National Bank of Kuwait (NBK) reported a record net profit of USD 337 million (KD 98,3 million) during the first six months of 2005 compared with USD 223 million for the same period last year, a record increase of 51%. Return on assets and return on equity also rose to 3.6% and 35.3% respectively, marking an outstanding performance by international standards.
Mr. Ibrahim Dabdoub, CEO of NBK, commented “We are proud of our record increase in profits during the first half of the year. Underlying this remarkable performance is the continued momentum across all business lines and an ability to leverage our strong financial position and liquidity. NBK’s sound business strategy enabled us to fully exploit our potential in a favorable and active regional environment.”
“NBK continues to generate industry leading returns thanks to the diversification of revenue sources and our strong franchise. I am confident that we can maintain our momentum and exceptional results in the coming period, but more importantly maintain our focus on meeting the evolving needs of our customers through all the stages in their lives with an ever widening array of innovative products and services.”
NBK is pursuing an ambitious regional expansion strategy.

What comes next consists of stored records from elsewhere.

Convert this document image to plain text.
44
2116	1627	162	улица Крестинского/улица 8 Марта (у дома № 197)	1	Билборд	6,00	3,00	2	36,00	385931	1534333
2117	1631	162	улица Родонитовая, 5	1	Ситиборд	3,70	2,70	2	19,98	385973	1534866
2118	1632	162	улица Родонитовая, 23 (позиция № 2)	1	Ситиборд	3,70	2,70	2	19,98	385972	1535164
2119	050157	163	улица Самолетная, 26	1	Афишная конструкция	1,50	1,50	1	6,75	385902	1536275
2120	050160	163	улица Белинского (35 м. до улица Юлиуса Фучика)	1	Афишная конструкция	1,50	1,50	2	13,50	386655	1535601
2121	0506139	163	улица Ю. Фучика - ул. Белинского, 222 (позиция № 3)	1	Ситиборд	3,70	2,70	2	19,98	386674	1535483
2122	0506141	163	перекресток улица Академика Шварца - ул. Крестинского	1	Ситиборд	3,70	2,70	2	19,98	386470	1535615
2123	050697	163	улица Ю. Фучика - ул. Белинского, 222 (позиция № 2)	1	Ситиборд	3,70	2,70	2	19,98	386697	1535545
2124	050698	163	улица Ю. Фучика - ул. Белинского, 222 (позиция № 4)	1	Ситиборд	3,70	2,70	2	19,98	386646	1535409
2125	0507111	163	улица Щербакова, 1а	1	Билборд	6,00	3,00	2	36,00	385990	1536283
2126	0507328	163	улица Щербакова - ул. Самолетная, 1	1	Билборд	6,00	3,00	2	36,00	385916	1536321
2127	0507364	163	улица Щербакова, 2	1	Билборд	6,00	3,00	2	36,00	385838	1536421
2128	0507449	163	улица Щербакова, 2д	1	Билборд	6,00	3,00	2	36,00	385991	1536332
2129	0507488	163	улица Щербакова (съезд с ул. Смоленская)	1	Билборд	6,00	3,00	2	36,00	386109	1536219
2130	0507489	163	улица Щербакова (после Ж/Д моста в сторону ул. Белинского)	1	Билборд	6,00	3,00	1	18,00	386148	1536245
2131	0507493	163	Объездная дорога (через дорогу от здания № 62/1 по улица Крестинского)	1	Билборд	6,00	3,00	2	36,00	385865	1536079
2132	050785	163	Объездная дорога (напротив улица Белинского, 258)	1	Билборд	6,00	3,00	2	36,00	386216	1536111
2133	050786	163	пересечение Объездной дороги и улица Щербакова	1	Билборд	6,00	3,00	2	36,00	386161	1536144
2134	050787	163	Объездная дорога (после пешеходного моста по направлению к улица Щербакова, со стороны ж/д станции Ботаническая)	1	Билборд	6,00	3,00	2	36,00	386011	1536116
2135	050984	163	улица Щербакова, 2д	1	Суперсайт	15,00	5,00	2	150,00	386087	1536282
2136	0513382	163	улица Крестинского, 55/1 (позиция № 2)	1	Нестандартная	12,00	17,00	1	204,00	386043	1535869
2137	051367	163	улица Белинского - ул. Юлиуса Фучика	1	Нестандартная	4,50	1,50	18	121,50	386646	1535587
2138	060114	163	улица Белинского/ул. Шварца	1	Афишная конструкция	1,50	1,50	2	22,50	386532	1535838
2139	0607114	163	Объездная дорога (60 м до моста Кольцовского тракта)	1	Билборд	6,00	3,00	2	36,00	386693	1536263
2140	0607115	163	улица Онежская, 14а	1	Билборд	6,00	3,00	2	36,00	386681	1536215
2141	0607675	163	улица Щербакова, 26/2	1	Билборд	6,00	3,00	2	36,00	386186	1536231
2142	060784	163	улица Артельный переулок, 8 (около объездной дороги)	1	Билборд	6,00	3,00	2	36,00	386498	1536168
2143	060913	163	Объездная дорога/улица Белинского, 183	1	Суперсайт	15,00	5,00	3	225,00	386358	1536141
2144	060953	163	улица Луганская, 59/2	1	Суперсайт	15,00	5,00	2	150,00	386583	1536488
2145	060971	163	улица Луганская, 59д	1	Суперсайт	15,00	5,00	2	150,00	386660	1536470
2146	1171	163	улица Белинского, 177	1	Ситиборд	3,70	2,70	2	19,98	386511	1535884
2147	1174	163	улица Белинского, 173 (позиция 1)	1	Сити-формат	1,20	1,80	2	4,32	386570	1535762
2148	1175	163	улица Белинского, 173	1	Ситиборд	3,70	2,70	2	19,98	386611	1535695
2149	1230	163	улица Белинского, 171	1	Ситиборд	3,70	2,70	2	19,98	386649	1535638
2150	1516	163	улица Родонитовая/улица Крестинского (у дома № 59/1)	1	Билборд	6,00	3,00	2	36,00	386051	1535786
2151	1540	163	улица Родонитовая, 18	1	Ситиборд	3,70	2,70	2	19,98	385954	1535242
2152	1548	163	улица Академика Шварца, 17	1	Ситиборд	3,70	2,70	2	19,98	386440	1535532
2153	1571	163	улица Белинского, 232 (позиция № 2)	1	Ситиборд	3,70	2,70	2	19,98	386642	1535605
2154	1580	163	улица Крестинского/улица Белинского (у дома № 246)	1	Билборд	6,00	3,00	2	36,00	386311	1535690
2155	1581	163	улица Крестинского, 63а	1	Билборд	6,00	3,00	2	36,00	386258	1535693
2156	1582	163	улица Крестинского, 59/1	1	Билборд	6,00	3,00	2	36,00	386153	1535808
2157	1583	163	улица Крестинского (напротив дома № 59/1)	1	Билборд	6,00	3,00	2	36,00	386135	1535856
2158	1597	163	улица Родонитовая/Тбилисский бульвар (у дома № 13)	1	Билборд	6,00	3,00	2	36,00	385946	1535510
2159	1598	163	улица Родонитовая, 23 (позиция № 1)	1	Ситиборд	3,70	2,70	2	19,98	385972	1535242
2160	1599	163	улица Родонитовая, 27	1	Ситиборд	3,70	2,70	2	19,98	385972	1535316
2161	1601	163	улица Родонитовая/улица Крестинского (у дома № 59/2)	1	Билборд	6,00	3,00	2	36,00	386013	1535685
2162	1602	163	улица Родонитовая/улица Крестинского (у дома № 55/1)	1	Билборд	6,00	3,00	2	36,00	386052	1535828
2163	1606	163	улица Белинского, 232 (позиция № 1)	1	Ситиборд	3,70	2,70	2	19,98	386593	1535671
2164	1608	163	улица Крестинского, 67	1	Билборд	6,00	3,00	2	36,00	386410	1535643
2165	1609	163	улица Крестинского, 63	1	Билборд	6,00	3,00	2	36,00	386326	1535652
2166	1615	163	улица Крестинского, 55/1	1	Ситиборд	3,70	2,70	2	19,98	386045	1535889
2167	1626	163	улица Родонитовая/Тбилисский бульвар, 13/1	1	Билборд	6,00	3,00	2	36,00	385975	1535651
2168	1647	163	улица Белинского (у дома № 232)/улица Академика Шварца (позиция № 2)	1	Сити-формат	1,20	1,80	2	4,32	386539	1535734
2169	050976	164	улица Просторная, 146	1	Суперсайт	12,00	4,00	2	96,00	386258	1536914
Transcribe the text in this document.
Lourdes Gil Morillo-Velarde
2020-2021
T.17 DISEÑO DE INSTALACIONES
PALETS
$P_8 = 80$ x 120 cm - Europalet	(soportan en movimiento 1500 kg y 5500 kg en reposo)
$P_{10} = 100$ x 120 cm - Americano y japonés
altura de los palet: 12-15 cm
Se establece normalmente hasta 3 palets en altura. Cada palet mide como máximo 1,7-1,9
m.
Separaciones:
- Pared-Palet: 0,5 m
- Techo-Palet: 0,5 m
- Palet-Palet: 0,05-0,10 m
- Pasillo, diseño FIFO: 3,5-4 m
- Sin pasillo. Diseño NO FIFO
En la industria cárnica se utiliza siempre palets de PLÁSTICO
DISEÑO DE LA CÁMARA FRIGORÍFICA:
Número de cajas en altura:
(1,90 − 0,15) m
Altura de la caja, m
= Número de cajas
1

Last year, the Bank acquired a 20% stake in the International Bank of Qatar together with full management control. Also in 2004, NBK opened a new branch in Amman, Jordan, and a tenth branch in Lebanon. NBK’s international network currently spans New York, London, Paris, Geneva, Singapore, Lebanon, Jordan, Bahrain, Qatar and Iraq. Besides, the Bank boasts the largest local network of 48 branches within Kuwait.
NBK has the highest credit ratings amongst all banks in the Middle East by international agencies including Moody’s, Standard & Poor’s and FitchRatings, in recognition of its healthy performance, fine asset quality and solid capital base. Rating agencies also praise the depth and stability of NBK’s management and its clear strategy as fundamental pillars for the Bank’s superior ranking.
NBK’s total assets reached USD 18.6 billion at the end of June 2005, while its shareholders’ equity stood at USD 2.3 billion.